Canterbury Earthquake Memorial: Ideas to Remember


Sponsor: City of Christchurch, New Zealand

Type: Open, anonymous, two-stage

Eligibility: Any interested party

Fee: none

Language: English


At 4:35am on 4 September 2010, Christchurch residents awoke to an unimaginable new reality. A magnitude 7.1 earthquake occurred on a previously unknown fault. Over 14,000 aftershocks followed over the next three years, but it was the shallow 6.3 magnitude aftershock at 12:51pm on 22 February 2011, that brought death and devastation to the city.

185 people lost their lives in what was New Zealand’s second-deadliest natural disaster. The center of the city was cordoned off until July 2013, and only 20 percent of the original buildings will remain when demolition is completed.

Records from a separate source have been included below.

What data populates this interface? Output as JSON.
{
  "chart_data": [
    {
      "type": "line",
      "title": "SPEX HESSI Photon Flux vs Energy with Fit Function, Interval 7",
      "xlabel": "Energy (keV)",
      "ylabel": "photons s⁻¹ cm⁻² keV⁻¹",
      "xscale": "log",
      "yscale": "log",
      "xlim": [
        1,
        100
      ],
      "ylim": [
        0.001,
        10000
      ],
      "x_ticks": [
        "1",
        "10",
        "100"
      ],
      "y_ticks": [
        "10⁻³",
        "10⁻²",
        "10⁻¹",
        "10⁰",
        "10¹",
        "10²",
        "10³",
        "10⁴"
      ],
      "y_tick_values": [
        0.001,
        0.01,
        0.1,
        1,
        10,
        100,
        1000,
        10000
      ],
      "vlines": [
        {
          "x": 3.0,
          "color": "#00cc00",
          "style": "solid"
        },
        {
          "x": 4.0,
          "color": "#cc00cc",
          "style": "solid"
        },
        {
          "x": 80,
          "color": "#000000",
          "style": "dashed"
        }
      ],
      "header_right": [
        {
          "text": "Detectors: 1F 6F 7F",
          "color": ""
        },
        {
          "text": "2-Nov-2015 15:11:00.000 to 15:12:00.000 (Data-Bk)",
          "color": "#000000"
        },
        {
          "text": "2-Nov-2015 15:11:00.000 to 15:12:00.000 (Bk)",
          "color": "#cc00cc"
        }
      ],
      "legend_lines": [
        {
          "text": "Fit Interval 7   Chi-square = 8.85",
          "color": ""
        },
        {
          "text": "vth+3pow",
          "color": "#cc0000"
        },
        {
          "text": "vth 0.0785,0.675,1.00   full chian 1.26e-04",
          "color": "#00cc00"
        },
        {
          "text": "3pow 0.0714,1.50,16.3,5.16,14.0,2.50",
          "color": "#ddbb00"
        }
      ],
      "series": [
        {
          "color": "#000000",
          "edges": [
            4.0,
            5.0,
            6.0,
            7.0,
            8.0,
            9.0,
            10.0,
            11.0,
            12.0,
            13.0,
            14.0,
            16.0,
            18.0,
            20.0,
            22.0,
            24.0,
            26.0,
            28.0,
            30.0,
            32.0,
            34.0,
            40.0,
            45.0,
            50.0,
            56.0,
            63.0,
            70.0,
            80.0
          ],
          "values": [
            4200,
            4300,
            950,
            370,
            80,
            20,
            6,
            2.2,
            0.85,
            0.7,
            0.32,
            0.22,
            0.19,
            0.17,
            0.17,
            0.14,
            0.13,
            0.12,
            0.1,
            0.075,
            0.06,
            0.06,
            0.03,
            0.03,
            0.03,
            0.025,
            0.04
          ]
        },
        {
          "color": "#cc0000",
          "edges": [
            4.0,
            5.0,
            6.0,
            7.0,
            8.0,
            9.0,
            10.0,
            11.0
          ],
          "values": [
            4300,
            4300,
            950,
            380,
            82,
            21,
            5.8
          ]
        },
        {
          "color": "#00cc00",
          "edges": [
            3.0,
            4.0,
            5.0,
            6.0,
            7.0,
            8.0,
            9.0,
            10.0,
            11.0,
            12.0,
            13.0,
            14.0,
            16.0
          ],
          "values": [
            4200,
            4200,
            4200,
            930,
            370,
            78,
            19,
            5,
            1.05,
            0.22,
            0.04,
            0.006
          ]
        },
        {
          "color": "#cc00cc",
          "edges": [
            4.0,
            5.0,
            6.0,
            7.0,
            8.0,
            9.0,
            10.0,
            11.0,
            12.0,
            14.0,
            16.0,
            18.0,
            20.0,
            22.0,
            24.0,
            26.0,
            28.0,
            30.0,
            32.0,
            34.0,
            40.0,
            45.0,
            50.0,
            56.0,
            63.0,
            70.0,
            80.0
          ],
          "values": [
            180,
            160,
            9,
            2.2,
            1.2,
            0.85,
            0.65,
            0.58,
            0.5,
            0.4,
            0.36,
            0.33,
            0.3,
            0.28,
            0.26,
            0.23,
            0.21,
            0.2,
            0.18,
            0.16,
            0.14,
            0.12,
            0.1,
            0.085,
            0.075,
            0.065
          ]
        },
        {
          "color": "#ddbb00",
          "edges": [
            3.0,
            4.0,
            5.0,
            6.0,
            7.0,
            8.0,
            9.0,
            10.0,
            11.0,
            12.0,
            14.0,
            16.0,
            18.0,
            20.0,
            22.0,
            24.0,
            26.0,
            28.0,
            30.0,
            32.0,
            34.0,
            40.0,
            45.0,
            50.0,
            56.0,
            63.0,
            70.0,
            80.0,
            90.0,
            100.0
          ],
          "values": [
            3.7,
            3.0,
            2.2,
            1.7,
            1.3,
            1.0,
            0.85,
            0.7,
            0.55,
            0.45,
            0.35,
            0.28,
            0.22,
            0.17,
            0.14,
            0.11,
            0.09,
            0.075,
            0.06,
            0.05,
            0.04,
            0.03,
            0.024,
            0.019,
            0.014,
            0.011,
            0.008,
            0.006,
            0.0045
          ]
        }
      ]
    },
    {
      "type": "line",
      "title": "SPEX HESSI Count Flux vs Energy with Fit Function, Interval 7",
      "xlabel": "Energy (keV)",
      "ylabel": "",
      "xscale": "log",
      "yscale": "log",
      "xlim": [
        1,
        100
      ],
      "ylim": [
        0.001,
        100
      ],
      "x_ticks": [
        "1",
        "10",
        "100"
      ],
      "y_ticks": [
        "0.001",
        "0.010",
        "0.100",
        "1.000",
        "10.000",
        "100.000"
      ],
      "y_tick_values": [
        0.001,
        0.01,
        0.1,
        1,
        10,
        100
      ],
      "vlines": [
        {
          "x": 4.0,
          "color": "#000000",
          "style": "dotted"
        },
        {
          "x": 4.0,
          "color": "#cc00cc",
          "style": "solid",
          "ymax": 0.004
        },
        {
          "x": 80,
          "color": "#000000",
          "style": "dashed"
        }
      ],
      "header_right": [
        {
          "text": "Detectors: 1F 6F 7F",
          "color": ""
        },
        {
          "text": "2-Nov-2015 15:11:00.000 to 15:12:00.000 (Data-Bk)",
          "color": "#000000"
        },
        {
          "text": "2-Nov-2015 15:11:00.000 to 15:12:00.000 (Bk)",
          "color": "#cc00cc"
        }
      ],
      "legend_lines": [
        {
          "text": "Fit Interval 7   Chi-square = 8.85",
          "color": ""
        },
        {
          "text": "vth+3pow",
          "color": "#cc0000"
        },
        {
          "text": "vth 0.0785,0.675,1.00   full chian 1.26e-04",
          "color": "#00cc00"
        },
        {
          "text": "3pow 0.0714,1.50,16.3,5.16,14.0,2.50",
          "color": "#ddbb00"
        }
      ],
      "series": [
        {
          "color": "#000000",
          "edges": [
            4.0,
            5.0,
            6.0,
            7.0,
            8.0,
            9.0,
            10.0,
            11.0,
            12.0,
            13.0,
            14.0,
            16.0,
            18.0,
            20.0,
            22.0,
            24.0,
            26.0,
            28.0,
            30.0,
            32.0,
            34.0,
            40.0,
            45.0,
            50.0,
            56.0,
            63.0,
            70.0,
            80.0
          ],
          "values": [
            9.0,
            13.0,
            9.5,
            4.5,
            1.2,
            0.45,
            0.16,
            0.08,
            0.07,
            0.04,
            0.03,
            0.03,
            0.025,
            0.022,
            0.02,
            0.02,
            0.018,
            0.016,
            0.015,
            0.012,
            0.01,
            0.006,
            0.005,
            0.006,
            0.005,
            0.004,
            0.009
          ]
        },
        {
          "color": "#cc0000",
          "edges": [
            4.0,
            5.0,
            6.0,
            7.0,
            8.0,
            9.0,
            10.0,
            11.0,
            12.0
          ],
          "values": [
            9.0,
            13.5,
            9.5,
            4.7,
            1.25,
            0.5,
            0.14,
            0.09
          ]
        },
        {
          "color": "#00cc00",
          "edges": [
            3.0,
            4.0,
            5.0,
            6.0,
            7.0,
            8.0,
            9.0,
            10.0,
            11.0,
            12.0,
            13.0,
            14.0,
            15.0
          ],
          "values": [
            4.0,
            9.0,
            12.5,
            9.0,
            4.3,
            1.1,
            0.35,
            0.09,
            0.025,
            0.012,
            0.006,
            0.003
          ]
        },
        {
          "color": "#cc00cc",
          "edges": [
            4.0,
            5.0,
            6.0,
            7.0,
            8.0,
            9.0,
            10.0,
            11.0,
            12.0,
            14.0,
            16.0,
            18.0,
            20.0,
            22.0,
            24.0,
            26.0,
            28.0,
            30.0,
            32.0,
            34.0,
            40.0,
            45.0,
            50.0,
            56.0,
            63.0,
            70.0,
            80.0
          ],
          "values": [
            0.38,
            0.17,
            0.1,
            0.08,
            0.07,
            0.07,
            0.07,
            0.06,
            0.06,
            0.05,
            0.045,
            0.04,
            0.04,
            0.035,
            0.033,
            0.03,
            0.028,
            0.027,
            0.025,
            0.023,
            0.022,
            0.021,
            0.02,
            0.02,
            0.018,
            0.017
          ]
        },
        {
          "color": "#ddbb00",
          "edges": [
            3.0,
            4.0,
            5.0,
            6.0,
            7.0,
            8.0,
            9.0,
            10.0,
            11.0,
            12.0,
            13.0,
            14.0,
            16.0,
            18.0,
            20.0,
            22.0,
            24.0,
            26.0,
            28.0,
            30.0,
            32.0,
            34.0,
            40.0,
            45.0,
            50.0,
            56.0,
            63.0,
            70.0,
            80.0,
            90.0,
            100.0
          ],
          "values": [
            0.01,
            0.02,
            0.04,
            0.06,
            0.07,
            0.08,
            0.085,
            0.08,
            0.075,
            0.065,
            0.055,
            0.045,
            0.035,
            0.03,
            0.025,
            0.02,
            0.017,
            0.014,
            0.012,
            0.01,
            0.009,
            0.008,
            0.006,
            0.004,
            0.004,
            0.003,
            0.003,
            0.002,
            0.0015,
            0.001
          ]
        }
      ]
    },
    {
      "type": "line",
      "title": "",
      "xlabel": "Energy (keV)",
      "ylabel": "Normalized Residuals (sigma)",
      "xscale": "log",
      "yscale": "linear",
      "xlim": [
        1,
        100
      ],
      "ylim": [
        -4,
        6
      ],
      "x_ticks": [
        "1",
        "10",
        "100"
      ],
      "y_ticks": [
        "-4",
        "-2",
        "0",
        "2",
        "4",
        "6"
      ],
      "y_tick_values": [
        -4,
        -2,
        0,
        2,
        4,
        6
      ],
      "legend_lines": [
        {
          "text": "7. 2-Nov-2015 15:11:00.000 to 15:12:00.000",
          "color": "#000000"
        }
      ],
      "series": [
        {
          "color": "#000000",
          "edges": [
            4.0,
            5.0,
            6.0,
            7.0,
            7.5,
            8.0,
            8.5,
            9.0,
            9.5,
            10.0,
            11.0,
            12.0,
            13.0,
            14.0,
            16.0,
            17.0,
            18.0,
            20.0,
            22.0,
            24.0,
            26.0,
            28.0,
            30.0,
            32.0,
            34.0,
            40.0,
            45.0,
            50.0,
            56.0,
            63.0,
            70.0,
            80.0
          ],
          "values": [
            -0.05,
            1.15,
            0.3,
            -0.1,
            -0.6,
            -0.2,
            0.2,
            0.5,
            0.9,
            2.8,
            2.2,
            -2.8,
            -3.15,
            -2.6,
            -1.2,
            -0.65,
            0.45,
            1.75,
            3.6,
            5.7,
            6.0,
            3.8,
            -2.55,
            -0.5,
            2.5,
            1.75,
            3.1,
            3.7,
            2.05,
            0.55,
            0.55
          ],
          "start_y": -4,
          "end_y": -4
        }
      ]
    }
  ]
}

Among those buildings that survived the earthquake is the Christchurch Art Gallery, a spectacular structure, which was the result of a competition won by the Buchan Group in 1998. One post-earthquake problem was water presence under the foundation, necessitating major repairs. It is anticipated that the Gallery will reopen in 2015.


• 12 July – Online registration opens
• 1 August – Questions close
• 12 August – Online submission opens
• 22 August, 12 noon – Submissions close (New Zealand Standard Time)

The Competition

The competition will be administered in two stages, the first stage to determine a shortlist of six participants in the second stage. Those participants completing the second stage will receive honoraria of NZD$10,000 plus GST.


• David Sheppard, Architect
• Patgrick Clifford, Architect
• Jacky Bowring, Landscape Architect
• Rob Watson, Landscape Architect
• Deborah McCormick, Arts Professional
• Nathan Pohio, Arts Professional
• Family Participant

Design Challenge:

The memorial will need to recognize and be integrated into the surrounding city fabric environment. The site is described in detail in Appendix A, which illustrates its relationship with minor and major roads, pedestrian routes and Te Papa Otäkaro/ Avon River Precinct.

The masterplan for Te Papa Otäkaro/Avon River Precinct suggests that a new pedestrian link be created to connect Montreal Street with Oxford Terrace. Although not a mandatory requirement for the memorial, respondents may choose to incorporate a pedestrian link into their memorial design.

Contemporary international approaches to memorials have favored place-based designs over designs that are focused on a particular object. Through this approach, a site has been chosen that is of sufficient size and with surroundings that are compatible with a place of reflection. It was important that the site be easily accessible and able to host large events while also able to serve as a quiet contemplative space and not conflict with the existing values and use of the area.